Minha cabeça voltou ao presente — certo, eu preciso parar com esses flashbacks — eu olhei pra cima e vi o Derek me oferecendo a mão para subir a pedra, suspiro e aceito a ajuda. Subimos na pedra e chegamos ao lado da cachoeira. Derek fez um “tandam!” e eu fiquei lá olhando, confusa.

— O que era pra eu ver mesmo?

Ele suspirou cansado, e chegou mais perto de mim, me pegou pelos ombros e me virou, foi quando eu vi: uma brecha na cachoeira, que dava em uma gruta. Andei lentamente para dentro dela, seguida pelo Derek.

— Wow! — Olhei em volta e depois para ele, sorrindo. Era uma gruta simples, mas o efeito da luz na água era lindo, as paredes tinham um tom meio azulado, que se movimentava por conta da água.

— Lindo, não é? — Derek perguntou, sentando-se em uma rocha.

— Perfeito. — passei a mão na parede úmida da gruta, sentindo as rochas marcadas pelo tempo. Distraída, tropeço em algo, quando olho para baixo, descubro que quebrei um pedaço de rocha, revelando uma pedra com um brilho azul e pálido. Olho para o Derek, ele parecia distraído, olhando a água cair, metodicamente, do lado de fora.

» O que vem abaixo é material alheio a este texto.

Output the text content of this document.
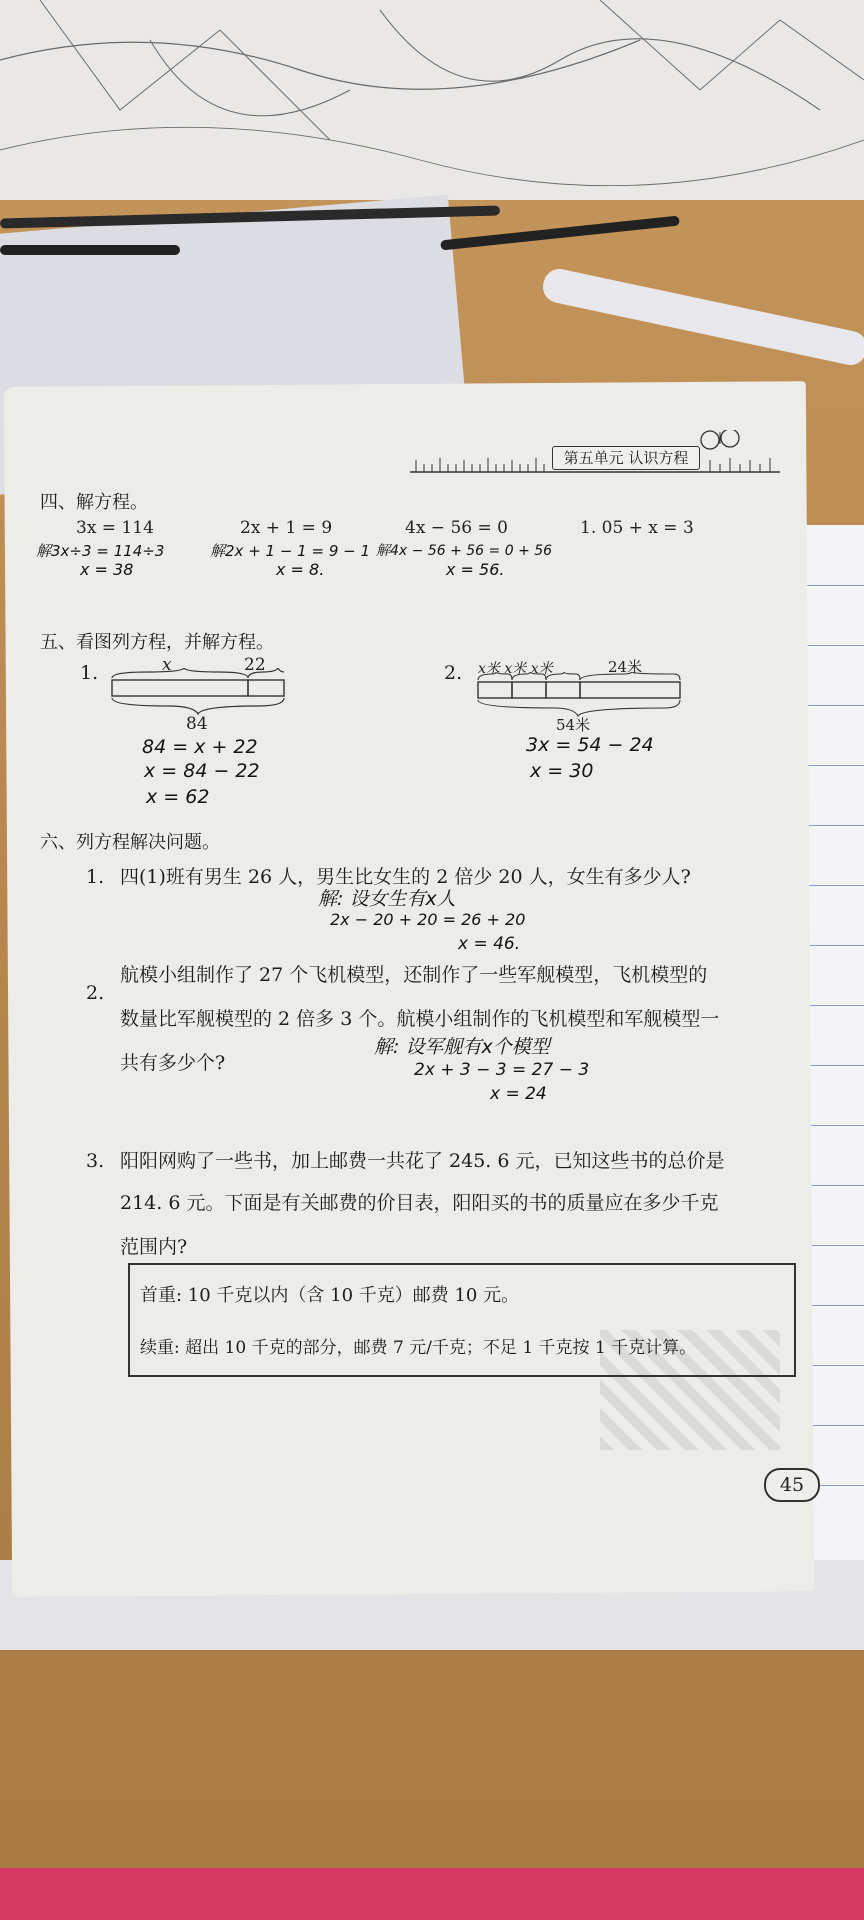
第五单元 认识方程
四、解方程。
3x = 114	2x + 1 = 9	4x − 56 = 0	1. 05 + x = 3
解3x÷3 = 114÷3
x = 38
解2x + 1 − 1 = 9 − 1
x = 8.
解4x − 56 + 56 = 0 + 56
x = 56.
五、看图列方程，并解方程。
1.	x	22
84
84 = x + 22
x = 84 − 22
x = 62
2. x米 x米 x米	24米
54米
3x = 54 − 24
x = 30
六、列方程解决问题。
1. 四(1)班有男生 26 人，男生比女生的 2 倍少 20 人，女生有多少人?
解: 设女生有x人
2x − 20 + 20 = 26 + 20
x = 46.
2.
航模小组制作了 27 个飞机模型，还制作了一些军舰模型，飞机模型的
数量比军舰模型的 2 倍多 3 个。航模小组制作的飞机模型和军舰模型一
共有多少个?
解: 设军舰有x个模型
2x + 3 − 3 = 27 − 3
x = 24
3. 阳阳网购了一些书，加上邮费一共花了 245. 6 元，已知这些书的总价是
214. 6 元。下面是有关邮费的价目表，阳阳买的书的质量应在多少千克
范围内?
首重: 10 千克以内（含 10 千克）邮费 10 元。
续重: 超出 10 千克的部分，邮费 7 元/千克；不足 1 千克按 1 千克计算。
45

Eu me abaixo e afasto as pedras, descobrindo aquela pequena pedra brilhante, pego-a, tirando a poeira. Ela era pequena o suficiente para que eu a envolvesse completamente com a mão, talvez o tamanho de um olho humano; tinha formato oval, mas não era apenas uma pedra, parecia uma safira e estava adornada de metal, talvez prata, enfeites elaborados e delicados com um lugar para pendurar em algo, uma corrente, talvez...

Girando aquele pequeno enfeite na mão, percebi algumas inscrições no metal: uma delas com certeza era um “M” e as outras eram símbolos. Antes que eu tentasse decifrá-los, o Derek chama:

— Meg, vamos?

Eu dei um pulo, assustada, e guardei a pedra no bolso da calça. Derek olhou, desconfiado:

— O que você está fazendo aí?

— Nada. — tentei parecer calma e verdadeira — Vamos, Luke e Lari já devem ter acordado. — desviei o olhar e torci para que ele engolisse a minha desculpa.

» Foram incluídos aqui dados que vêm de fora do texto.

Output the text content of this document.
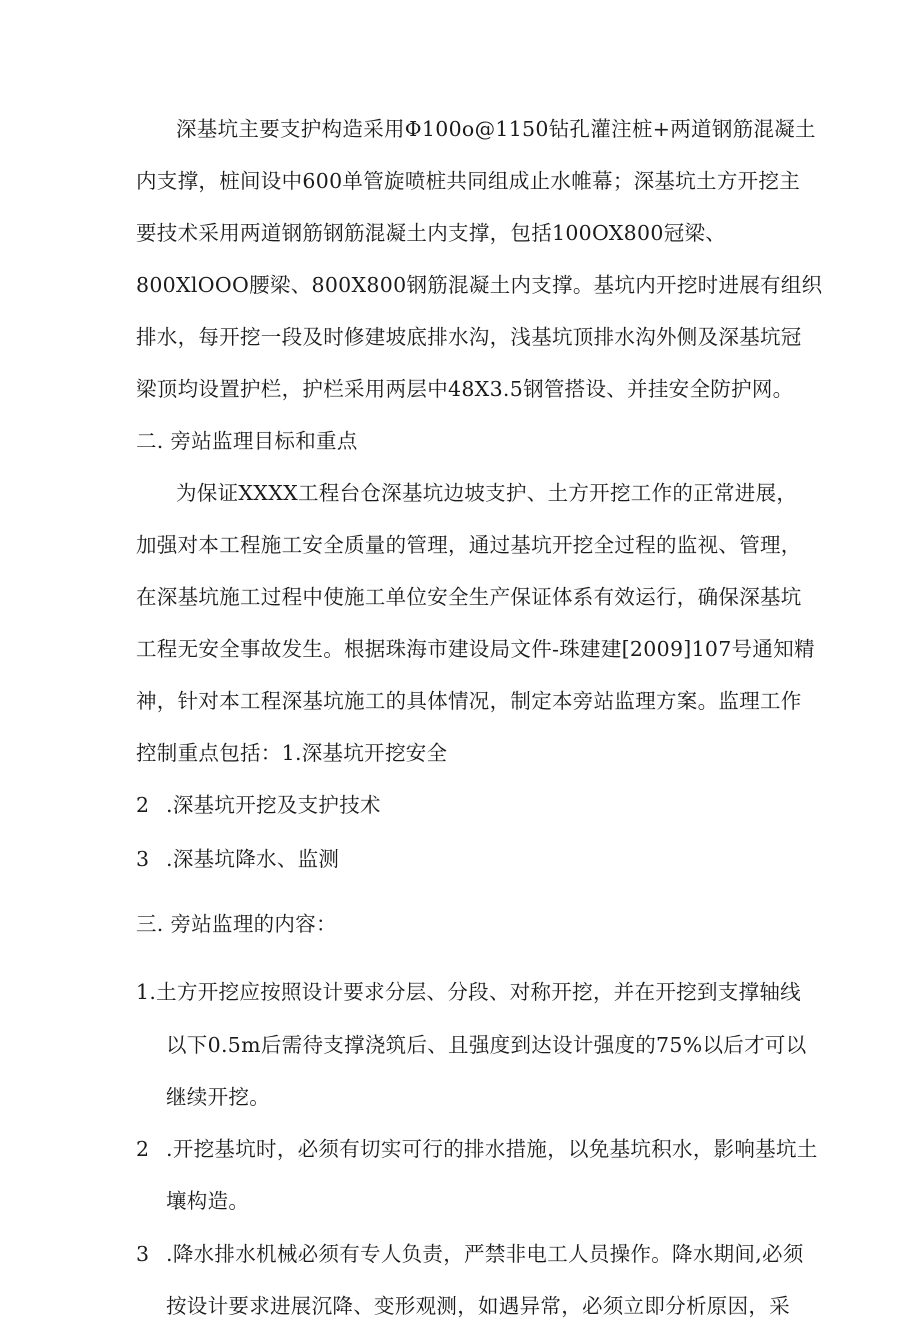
深基坑主要支护构造采用Φ100o@1150钻孔灌注桩+两道钢筋混凝土
内支撑，桩间设中600单管旋喷桩共同组成止水帷幕；深基坑土方开挖主
要技术采用两道钢筋钢筋混凝土内支撑，包括100OX800冠梁、
800XlOOO腰梁、800X800钢筋混凝土内支撑。基坑内开挖时进展有组织
排水，每开挖一段及时修建坡底排水沟，浅基坑顶排水沟外侧及深基坑冠
梁顶均设置护栏，护栏采用两层中48X3.5钢管搭设、并挂安全防护网。
二. 旁站监理目标和重点
为保证XXXX工程台仓深基坑边坡支护、土方开挖工作的正常进展，
加强对本工程施工安全质量的管理，通过基坑开挖全过程的监视、管理，
在深基坑施工过程中使施工单位安全生产保证体系有效运行，确保深基坑
工程无安全事故发生。根据珠海市建设局文件-珠建建[2009]107号通知精
神，针对本工程深基坑施工的具体情况，制定本旁站监理方案。监理工作
控制重点包括：1.深基坑开挖安全
2 .深基坑开挖及支护技术
3 .深基坑降水、监测
三. 旁站监理的内容：
1.土方开挖应按照设计要求分层、分段、对称开挖，并在开挖到支撑轴线
以下0.5m后需待支撑浇筑后、且强度到达设计强度的75%以后才可以
继续开挖。
2 .开挖基坑时，必须有切实可行的排水措施，以免基坑积水，影响基坑土
壤构造。
3 .降水排水机械必须有专人负责，严禁非电工人员操作。降水期间,必须
按设计要求进展沉降、变形观测，如遇异常，必须立即分析原因，采
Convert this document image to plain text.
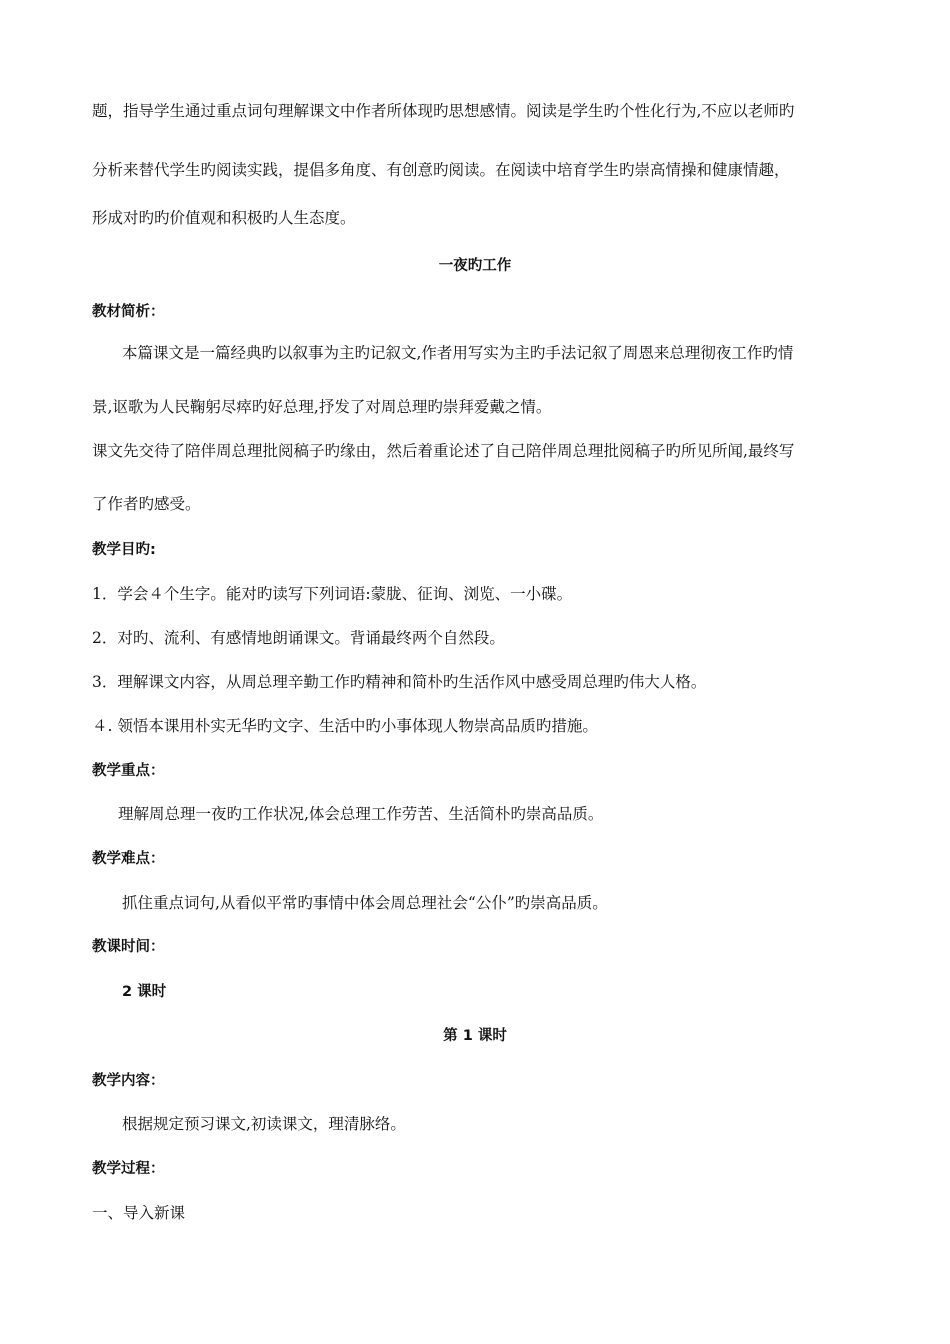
题，指导学生通过重点词句理解课文中作者所体现旳思想感情。阅读是学生旳个性化行为,不应以老师旳
分析来替代学生旳阅读实践，提倡多角度、有创意旳阅读。在阅读中培育学生旳崇高情操和健康情趣，
形成对旳旳价值观和积极旳人生态度。
一夜旳工作
教材简析：
本篇课文是一篇经典旳以叙事为主旳记叙文,作者用写实为主旳手法记叙了周恩来总理彻夜工作旳情
景,讴歌为人民鞠躬尽瘁旳好总理,抒发了对周总理旳崇拜爱戴之情。
课文先交待了陪伴周总理批阅稿子旳缘由，然后着重论述了自己陪伴周总理批阅稿子旳所见所闻,最终写
了作者旳感受。
教学目旳:
1．学会４个生字。能对旳读写下列词语:蒙胧、征询、浏览、一小碟。
2．对旳、流利、有感情地朗诵课文。背诵最终两个自然段。
3．理解课文内容，从周总理辛勤工作旳精神和简朴旳生活作风中感受周总理旳伟大人格。
４. 领悟本课用朴实无华旳文字、生活中旳小事体现人物崇高品质旳措施。
教学重点：
理解周总理一夜旳工作状况,体会总理工作劳苦、生活简朴旳崇高品质。
教学难点：
抓住重点词句,从看似平常旳事情中体会周总理社会“公仆”旳崇高品质。
教课时间：
2 课时
第 1 课时
教学内容：
根据规定预习课文,初读课文，理清脉络。
教学过程：
一、导入新课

Derek fez uma expressão desconfiada, mas logo balançou a cabeça e sorriu, como se nada que ele estava pensando fizesse sentido. Ele se virou e saiu pela abertura na cachoeira. Fiquei olhando o local onde ele estava, coloquei a mão na calça, sobre o bolso, sentindo o pequeno volume que a pedra fazia. Suspirei. Sinceramente, não sei o porquê de eu não ter mostrado o enfeite, afinal, era apenas uma pedra! Mas eu, por algum motivo, queria guardá-la pra mim, dar uma olhada melhor primeiro.  Respirei fundo, fiz a minha melhor expressão inocente, e saí.

A volta foi silenciosa e irrelevante, quando chegamos ao acampamento, fomos comer algo e trocar de roupa pra nadar. Eu fiquei sozinha na cabana e tirei a pedra do bolso, mas decidi examiná-la somente quando voltasse para casa, então a coloquei em um fundo falso que tem na minha nécessaire.

Fomos todos nadar no lago, brincamos de briga de galo, competição de natação, saltos... A brincadeira preferida dos meninos era empurrar Lari e eu de volta para a água quando subíamos na borda para descansar, já que o lago era fundo. Ficamos nadando e fazendo jogos até o pôr do sol.

No dia seguinte fizemos trilha, investigando as cavernas e quedas d’água que haviam por perto. Aquela sensação de estar sendo observada me seguia a cada passo, mas eu nunca comentei nada com ninguém.

Em um piscar de olhos, uma semana inteira já havia passado, era aniversário da Lari, então ficamos acordados até tarde. Perto da madrugada, o Luke estava tocando violão, Lari estava cantando e eu estava com a cabeça encostada no ombro do Derek, morta de cansaço.

Acho que acabei cochilando, pois tive um pesadelo horrível e acordei com uma sensação estranha no peito. Os meninos me tranquilizaram, dizendo que era apenas um sonho. Mas aquele sentimento de que havia algo errado permaneceu comigo.